Executive Briefs: January 2002

By CIOinsight  |  Posted 01-01-2002

Whiteboard: The Collaboration Triangle
By Steven Alter

Getting IT and technology users to collaborate effectively has never been easy. Often, IT people focus too much on technology, while failing to understand how users work. And users often don't make their needs clear. University of San Francisco Professor Steven Alter offers a tool to boost collaboration. His three-checkpoint methodology helps the two sides hold a structured dialogue that focuses on how users do their work. The goal: mutual understanding and better collaboration that will lead to creating work processes supported by information systems that meet the needs of the business.

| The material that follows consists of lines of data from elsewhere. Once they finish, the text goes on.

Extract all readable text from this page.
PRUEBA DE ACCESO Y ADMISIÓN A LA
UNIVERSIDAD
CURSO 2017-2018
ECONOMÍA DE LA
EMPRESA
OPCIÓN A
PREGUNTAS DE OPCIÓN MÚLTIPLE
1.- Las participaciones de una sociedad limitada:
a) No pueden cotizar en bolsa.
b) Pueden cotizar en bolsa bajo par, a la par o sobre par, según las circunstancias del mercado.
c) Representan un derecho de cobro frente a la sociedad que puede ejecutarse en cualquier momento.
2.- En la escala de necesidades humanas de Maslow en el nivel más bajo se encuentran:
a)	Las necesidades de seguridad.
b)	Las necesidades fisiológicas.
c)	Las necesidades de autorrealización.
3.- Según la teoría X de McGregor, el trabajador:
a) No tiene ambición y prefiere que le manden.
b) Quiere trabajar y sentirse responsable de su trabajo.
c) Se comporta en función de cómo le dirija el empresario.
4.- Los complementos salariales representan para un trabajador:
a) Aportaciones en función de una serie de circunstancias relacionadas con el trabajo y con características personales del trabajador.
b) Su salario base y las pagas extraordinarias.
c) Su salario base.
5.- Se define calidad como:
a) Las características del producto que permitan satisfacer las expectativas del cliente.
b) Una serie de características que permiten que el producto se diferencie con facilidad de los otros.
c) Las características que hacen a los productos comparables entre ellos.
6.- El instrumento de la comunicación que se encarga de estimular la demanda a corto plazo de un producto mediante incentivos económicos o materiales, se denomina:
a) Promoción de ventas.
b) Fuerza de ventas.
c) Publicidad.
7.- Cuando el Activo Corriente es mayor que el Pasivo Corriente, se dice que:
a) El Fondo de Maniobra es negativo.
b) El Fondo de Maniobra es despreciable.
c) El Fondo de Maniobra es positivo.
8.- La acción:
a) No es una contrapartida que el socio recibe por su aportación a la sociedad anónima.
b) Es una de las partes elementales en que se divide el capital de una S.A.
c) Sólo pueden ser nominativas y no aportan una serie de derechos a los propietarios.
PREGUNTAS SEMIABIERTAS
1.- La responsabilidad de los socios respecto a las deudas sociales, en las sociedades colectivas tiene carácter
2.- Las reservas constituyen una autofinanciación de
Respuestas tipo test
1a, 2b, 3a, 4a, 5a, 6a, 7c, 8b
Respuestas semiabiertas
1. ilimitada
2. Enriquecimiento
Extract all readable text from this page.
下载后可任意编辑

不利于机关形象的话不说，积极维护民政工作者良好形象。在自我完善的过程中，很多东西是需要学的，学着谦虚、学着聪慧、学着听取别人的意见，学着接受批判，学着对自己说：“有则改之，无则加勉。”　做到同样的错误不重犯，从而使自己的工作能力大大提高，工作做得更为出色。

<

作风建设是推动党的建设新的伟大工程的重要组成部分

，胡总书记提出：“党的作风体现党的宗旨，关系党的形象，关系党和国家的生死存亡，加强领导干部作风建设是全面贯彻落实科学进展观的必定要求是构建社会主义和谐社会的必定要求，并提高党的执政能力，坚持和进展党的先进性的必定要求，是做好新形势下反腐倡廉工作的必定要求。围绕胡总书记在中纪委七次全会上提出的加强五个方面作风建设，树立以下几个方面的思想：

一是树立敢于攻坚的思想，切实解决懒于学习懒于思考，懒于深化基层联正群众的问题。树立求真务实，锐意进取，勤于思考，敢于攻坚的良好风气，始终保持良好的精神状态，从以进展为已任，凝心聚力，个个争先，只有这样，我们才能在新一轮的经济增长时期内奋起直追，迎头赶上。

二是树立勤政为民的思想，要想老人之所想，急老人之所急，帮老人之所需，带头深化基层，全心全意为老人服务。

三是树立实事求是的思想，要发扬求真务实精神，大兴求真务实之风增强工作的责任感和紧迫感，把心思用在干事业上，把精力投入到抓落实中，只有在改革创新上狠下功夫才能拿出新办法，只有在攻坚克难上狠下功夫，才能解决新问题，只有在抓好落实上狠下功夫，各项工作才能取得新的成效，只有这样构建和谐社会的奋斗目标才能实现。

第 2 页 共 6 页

Rethinking Risk: Geography Lessons
By Anne Field

The third in an occasional series on rethinking risk looks at how the events of Sept. 11 have forced many companies, from Morgan Stanley Dean Witter & Co. to Empire BlueCross BlueShield, to reconsider their strategies of place—and how information technology might help bridge the distance gaps posed by decentralized offices. Writer Anne Field shows how some companies are beefing up their use of intranets and are pushing ahead projects aimed at better gathering, keeping and harvesting intellectual assets. The story also examines the challenges inherent in decentralized decision-making, and includes a brief commentary by MIT architecture professor William Mitchell, who cautions companies against decentralizing too much in the name of improved security.

Case Study: Royal Caribbean
By Laura Q. Hughes

This month's case study profiles Royal Caribbean Cruises Ltd. CIO Thomas Murphy and his on-again, off-again push to digitize the company as part of its $1 billion expansion strategy. Writer Laura Q. Hughes traces Murphy's efforts to salvage the project, navigate change, and weather a weakening economy, the post Sept. 11 malaise and merger uncertainties. In a sidebar Q&A, Murphy discusses managing IT in a downturn and his use of microstrategy—breaking up planning and budget cycles into weeks-long segments to adapt more readily to rapid change.

Expert Voices: Born Again
By Richard L. Nolan, David C. Croson and Robert Johansen

Three prominent management experts set forth their definition of the "Renaissance CIO," whose combination of technology skills, organizational abilities, leadership qualities and strategic vision equip them superbly for the task of helping guide the successful IT-driven corporations of the 21st century. The result of discussions with 17 CIOs on the critical requirements for the IT leader of the future, the article places the CIO at the epicenter of corporate change in the coming years. Perhaps most important, according to Harvard Business School's Richard L. Nolan, The Wharton School's David C. Croson, and Robert Johansen, president of the Institute for the Future, CIOs must lead their companies toward a new vision of the organization itself—one that sees the corporation as an IT-enabled network designed to exploit resources through the free flow of information to create business value.

Research: Mobility
By Gary A. Bolles and Terry A. Kirkpatrick

CIOs report that mobile technologies—ranging from PDAs and laptops to wireless technology and mobile phones—are bringing some important benefits to their companies. About 82 percent said they had achieved improved communications, and 79 percent said they had increased employee productivity. But other benefits have been harder to achieve. As many as half of the companies hoping to boost revenues, speed products to market and cut customer acquisition costs were disappointed. The bottom line: While most companies judged their investments to be either somewhat or highly valuable—76 percent for employee-focused investments, 68 percent for customer-focused ones—only 16 and 17 percent, respectively, claimed a hard ROI. Clearly, the jury is still out for many mobile investments.

Legal: Buggy Code Blues
By Diane Savage

The case of M.A. Mortenson Co. Inc. vs. Timberline Software Corp. reveals how little recourse CIOs have if the software they buy and use is bound by "shrink-wrap" licenses, writes Diane Savage, a lecturer in technology law at Stanford University. Despite Mortenson's allegations that it suffered a nearly $2 million injury—and a "smoking gun" memo showing prior knowledge of a software bug that afflicted Mortenson—the courts found that a "shrink-wrap" license protected Timberline against claims. Mortenson also could not sue for negligence: Under liability laws, software is not considered a product. Savage discusses how the Uniform Computer Information Transactions Act could further limit users' rights.